With traders’ associations calling regular strikes and the city on edge, Mr Kaloo says his business is suffering. “It’s really down, and there is also a lot of fear among the people of Kashmir because of this conflict.”

He has two grandchildren, and worries for their safety most of all. “People don’t know if they leave their home in the morning, whether they’ll come back in the evening,” he says.

There are no shoppers along the downtown street where tourist groups would normally be taken to see handicrafts and Kashmiri textiles, much sought after in the rest of India.

One elderly shopkeeper is too nervous to talk in the current climate.

Another, 25-year-old Aabid Kapra, speaks passionately about how, between the strikes and tensions with the security forces, the current crisis is killing his business.

“Day by day we are becoming more stressed. Financially we are losing, our education is disappearing, our businesses are being lost, and it is taking its toll on our minds.”

The armed police have been enforcing greater restrictions on movement and crackdowns on separatist political groups since the Pulwama attack, and Mr Kapra spoke angrily about being blocked from walking to his own shop.

“Whenever I go outside and see the armed troops standing there, I feel harassed,” he says. “In the rest of India, the army are there to help you. Here, because they are a show of force, you can’t even ask them for an address. And if you see them doing something wrong, they are not accountable for anything.”
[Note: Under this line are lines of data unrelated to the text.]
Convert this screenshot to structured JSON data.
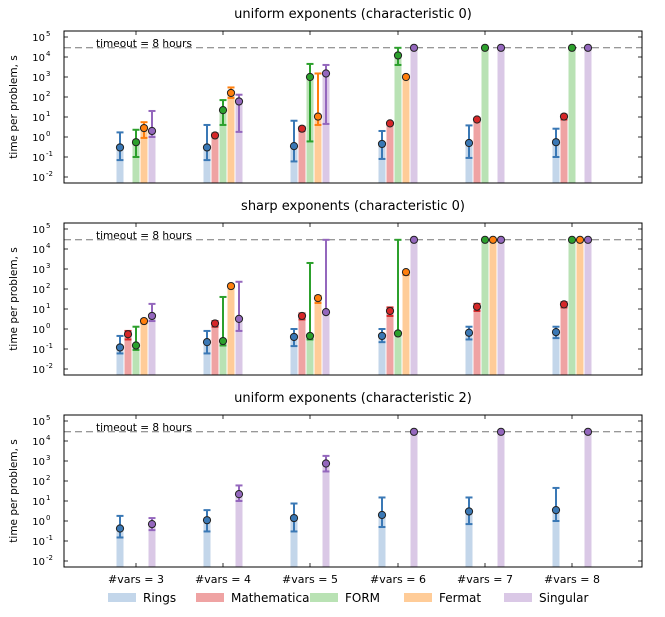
{
  "chart_data": {
    "type": "bar",
    "categories": [
      "#vars = 3",
      "#vars = 4",
      "#vars = 5",
      "#vars = 6",
      "#vars = 7",
      "#vars = 8"
    ],
    "xlabel": "",
    "ylabel": "time per problem, s",
    "yscale": "log",
    "ylim": [
      0.01,
      100000
    ],
    "yticks": [
      {
        "base": "10",
        "exp": "-2",
        "value": 0.01
      },
      {
        "base": "10",
        "exp": "-1",
        "value": 0.1
      },
      {
        "base": "10",
        "exp": "0",
        "value": 1
      },
      {
        "base": "10",
        "exp": "1",
        "value": 10
      },
      {
        "base": "10",
        "exp": "2",
        "value": 100
      },
      {
        "base": "10",
        "exp": "3",
        "value": 1000
      },
      {
        "base": "10",
        "exp": "4",
        "value": 10000
      },
      {
        "base": "10",
        "exp": "5",
        "value": 100000
      }
    ],
    "timeout": {
      "label": "timeout = 8 hours",
      "value": 28800
    },
    "legend": {
      "placement": "bottom",
      "entries": [
        {
          "name": "Rings",
          "color": "#3a78b5",
          "light": "#c3d6ea"
        },
        {
          "name": "Mathematica",
          "color": "#d62728",
          "light": "#efa3a3"
        },
        {
          "name": "FORM",
          "color": "#2ca02c",
          "light": "#b9e2b4"
        },
        {
          "name": "Fermat",
          "color": "#ff7f0e",
          "light": "#ffcc98"
        },
        {
          "name": "Singular",
          "color": "#9467bd",
          "light": "#dac8e6"
        }
      ]
    },
    "panels": [
      {
        "title": "uniform exponents (characteristic 0)",
        "series": [
          {
            "name": "Rings",
            "values": [
              0.3,
              0.3,
              0.35,
              0.45,
              0.5,
              0.55
            ],
            "low": [
              0.07,
              0.07,
              0.06,
              0.08,
              0.09,
              0.1
            ],
            "high": [
              1.7,
              4,
              6.5,
              2,
              3.8,
              2.6
            ]
          },
          {
            "name": "Mathematica",
            "values": [
              null,
              1.2,
              2.6,
              4.8,
              7.5,
              10.5
            ],
            "low": [
              null,
              1,
              2,
              4,
              6,
              7.5
            ],
            "high": [
              null,
              1.5,
              3.2,
              5.5,
              9,
              13
            ]
          },
          {
            "name": "FORM",
            "values": [
              0.55,
              22,
              1000,
              12000,
              28800,
              28800
            ],
            "low": [
              0.1,
              4,
              0.6,
              4000,
              28800,
              28800
            ],
            "high": [
              2.3,
              70,
              4500,
              28800,
              28800,
              28800
            ]
          },
          {
            "name": "Fermat",
            "values": [
              2.8,
              160,
              10.5,
              1000,
              null,
              null
            ],
            "low": [
              0.9,
              90,
              4,
              900,
              null,
              null
            ],
            "high": [
              5.5,
              300,
              1500,
              1200,
              null,
              null
            ]
          },
          {
            "name": "Singular",
            "values": [
              2,
              60,
              1500,
              28800,
              28800,
              28800
            ],
            "low": [
              1,
              1.8,
              4.5,
              28800,
              28800,
              28800
            ],
            "high": [
              20,
              130,
              4000,
              28800,
              28800,
              28800
            ]
          }
        ]
      },
      {
        "title": "sharp exponents (characteristic 0)",
        "series": [
          {
            "name": "Rings",
            "values": [
              0.12,
              0.22,
              0.4,
              0.45,
              0.65,
              0.7
            ],
            "low": [
              0.06,
              0.06,
              0.14,
              0.22,
              0.3,
              0.35
            ],
            "high": [
              0.45,
              0.8,
              1,
              1,
              1.3,
              1.3
            ]
          },
          {
            "name": "Mathematica",
            "values": [
              0.55,
              1.9,
              4.5,
              8,
              13,
              17
            ],
            "low": [
              0.3,
              1.3,
              3,
              4.5,
              8,
              12
            ],
            "high": [
              0.8,
              2.5,
              6,
              12,
              18,
              22
            ]
          },
          {
            "name": "FORM",
            "values": [
              0.15,
              0.25,
              0.45,
              0.6,
              28800,
              28800
            ],
            "low": [
              0.09,
              0.15,
              0.3,
              0.5,
              28800,
              28800
            ],
            "high": [
              1.3,
              40,
              2000,
              28800,
              28800,
              28800
            ]
          },
          {
            "name": "Fermat",
            "values": [
              2.5,
              140,
              35,
              700,
              28800,
              28800
            ],
            "low": [
              2,
              120,
              20,
              500,
              28800,
              28800
            ],
            "high": [
              3,
              160,
              45,
              800,
              28800,
              28800
            ]
          },
          {
            "name": "Singular",
            "values": [
              4.5,
              3.2,
              7,
              28800,
              28800,
              28800
            ],
            "low": [
              2.5,
              0.8,
              6,
              28800,
              28800,
              28800
            ],
            "high": [
              18,
              230,
              28800,
              28800,
              28800,
              28800
            ]
          }
        ]
      },
      {
        "title": "uniform exponents (characteristic 2)",
        "series": [
          {
            "name": "Rings",
            "values": [
              0.42,
              1.1,
              1.4,
              2,
              3,
              3.5
            ],
            "low": [
              0.15,
              0.3,
              0.3,
              0.5,
              0.7,
              1
            ],
            "high": [
              1.8,
              3.5,
              7.5,
              15,
              15,
              45
            ]
          },
          {
            "name": "Singular",
            "values": [
              0.7,
              22,
              750,
              28800,
              28800,
              28800
            ],
            "low": [
              0.35,
              10,
              300,
              28800,
              28800,
              28800
            ],
            "high": [
              1.4,
              60,
              1800,
              28800,
              28800,
              28800
            ]
          }
        ]
      }
    ]
  }
}
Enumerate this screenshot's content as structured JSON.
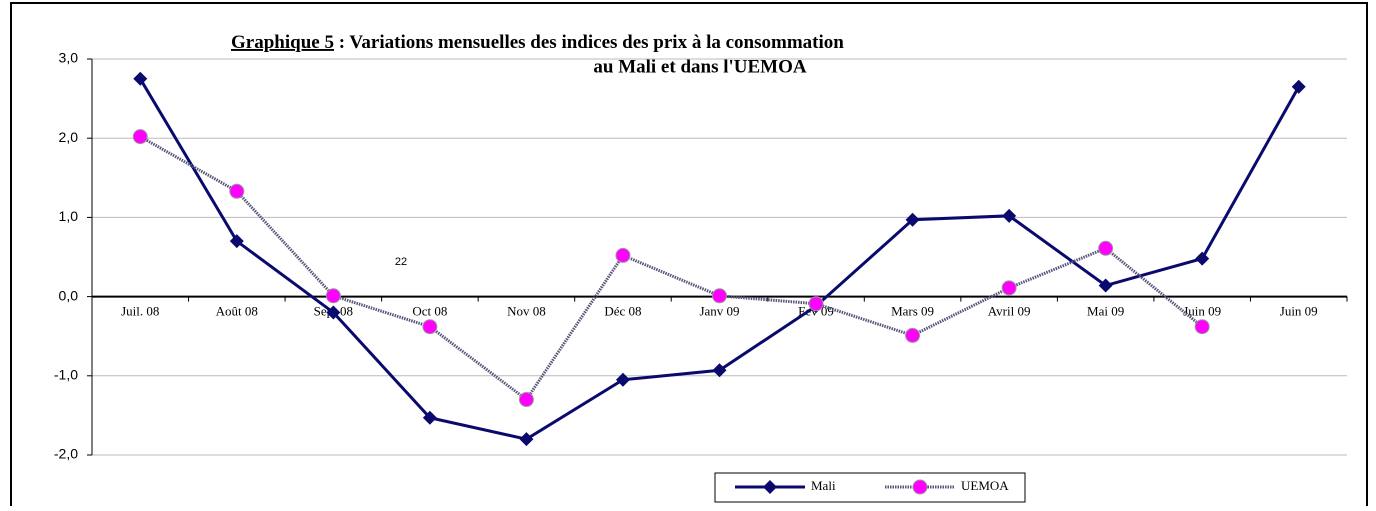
{
  "chart_data": {
    "type": "line",
    "title_label": "Graphique 5",
    "title_lines": [
      " : Variations mensuelles des indices des prix à la consommation",
      "au Mali et dans l'UEMOA"
    ],
    "annotation": "22",
    "categories": [
      "Juil. 08",
      "Août 08",
      "Sept 08",
      "Oct 08",
      "Nov 08",
      "Déc 08",
      "Janv 09",
      "Fev 09",
      "Mars 09",
      "Avril 09",
      "Mai 09",
      "Juin 09",
      "Juin 09"
    ],
    "series": [
      {
        "name": "Mali",
        "color": "#0a0a6e",
        "values": [
          2.75,
          0.7,
          -0.2,
          -1.53,
          -1.8,
          -1.05,
          -0.93,
          -0.12,
          0.97,
          1.02,
          0.14,
          0.48,
          2.65
        ]
      },
      {
        "name": "UEMOA",
        "color": "#ff00ff",
        "values": [
          2.02,
          1.33,
          0.01,
          -0.38,
          -1.3,
          0.52,
          0.01,
          -0.09,
          -0.49,
          0.11,
          0.61,
          -0.38,
          null
        ]
      }
    ],
    "ylim": [
      -2,
      3
    ],
    "yticks": [
      {
        "value": -2,
        "label": "-2,0"
      },
      {
        "value": -1,
        "label": "-1,0"
      },
      {
        "value": 0,
        "label": "0,0"
      },
      {
        "value": 1,
        "label": "1,0"
      },
      {
        "value": 2,
        "label": "2,0"
      },
      {
        "value": 3,
        "label": "3,0"
      }
    ],
    "grid": true
  }
}
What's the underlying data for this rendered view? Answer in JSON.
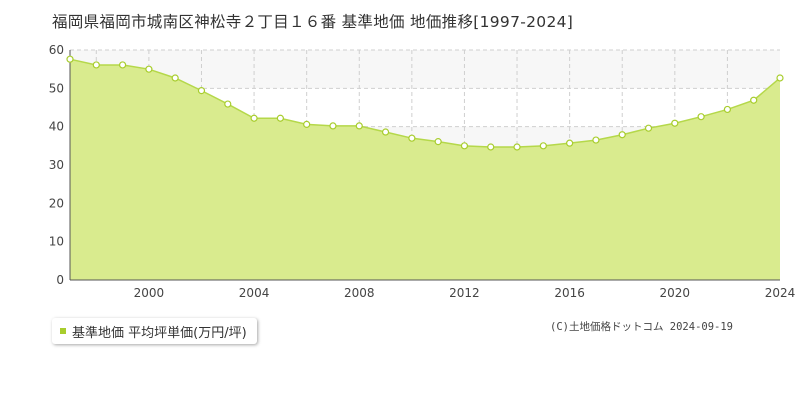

Speaking in a cafe where chronic food shortages meant most items were struck off the menu, medical student Aabru Jaan, 22, says she has felt a change in the behaviour of the Indian paramilitary forces since 40 of their officers were killed at Pulwama.

“We feel like the soldiers think we are their enemies now,” she said.

She sympathises with their emotions. “Being a Kashmiri, we all know what it is to lose a family member,” she says. “We have all lost someone. In my village we have lost lives, and youngsters have been injured by pellet guns.”

Like Mr Kapra, she says “just going out and about” has become a challenge.

“There are so many restrictions, more soldiers have been called here, and because the situation has been so intense I feel like Kashmir is no longer safe for Kashmiris,” she says.

“Before Pulwama, we felt like the situation was improving – still not normal but it was OK. Now this is all leading to a crisis between Pakistan and India, and Kashmir is getting stuck in the middle.”

Sitting with a friend on the grassy riverbank, 21-year-old computer engineer Mohammad Abrar has a good job and, it would seem, plenty of reason to be optimistic.

He says, though, it has been a week of “sleepless nights” for the city, and “the first time in my life that I had seen tension like this on the streets of Srinagar”.

When the jets were flying overhead last week it was “like a scene from a war movie”, he says. “We were very worried, we didn’t feel safe in our homes.”

Even if tensions ease a little in the future, he is not optimistic for a long-term solution that might bring hope to the people of Srinagar. “There is no future here for anyone,” he says. “For any child, any man, in any home, there is nothing.”